Mark Drakeford (born 1954) is a Welsh Labour Party politician serving as First Minister of Wales and Leader of Welsh Labour since 2018. REDACTED[per]. He previously served in the Welsh Government as Cabinet Secretary for Finance from 2016 to 2018 and Minister for Health and Social Services from 2013 to 2016. Mark Drakeford was first elected as the Member of the Senedd (MS) for Cardiff West in 2011. Mark without his last name.

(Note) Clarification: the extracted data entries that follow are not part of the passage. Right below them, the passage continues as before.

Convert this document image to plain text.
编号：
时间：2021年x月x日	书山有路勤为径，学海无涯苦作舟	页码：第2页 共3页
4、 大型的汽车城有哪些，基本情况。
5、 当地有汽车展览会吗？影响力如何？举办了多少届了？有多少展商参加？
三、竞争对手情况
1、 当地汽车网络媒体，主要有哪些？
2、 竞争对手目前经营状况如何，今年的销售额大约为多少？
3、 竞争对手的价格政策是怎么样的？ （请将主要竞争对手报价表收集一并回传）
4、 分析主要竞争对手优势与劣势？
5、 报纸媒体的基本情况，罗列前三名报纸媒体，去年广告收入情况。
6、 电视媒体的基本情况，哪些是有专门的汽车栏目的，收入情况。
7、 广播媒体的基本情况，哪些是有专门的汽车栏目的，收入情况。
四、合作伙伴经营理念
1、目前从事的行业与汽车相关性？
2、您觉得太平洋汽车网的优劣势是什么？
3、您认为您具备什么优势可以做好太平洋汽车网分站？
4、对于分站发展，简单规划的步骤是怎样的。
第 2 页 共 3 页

Boris Johnson is a British politician and writer, serving as Prime Minister of the United Kingdom and Leader of the Conservative Party since July 2019. Boris Johnson is not unlike ex-PM REDACTED[per].
David Basch is my name. Do you know Boris Johnson? I am not famous. Her name is Jane Goodall. I like REDACTED[per]. His name is REDACTED[per]. Mr Drakeford. And there is another guy called REDACTED[per].Also REDACTED[per].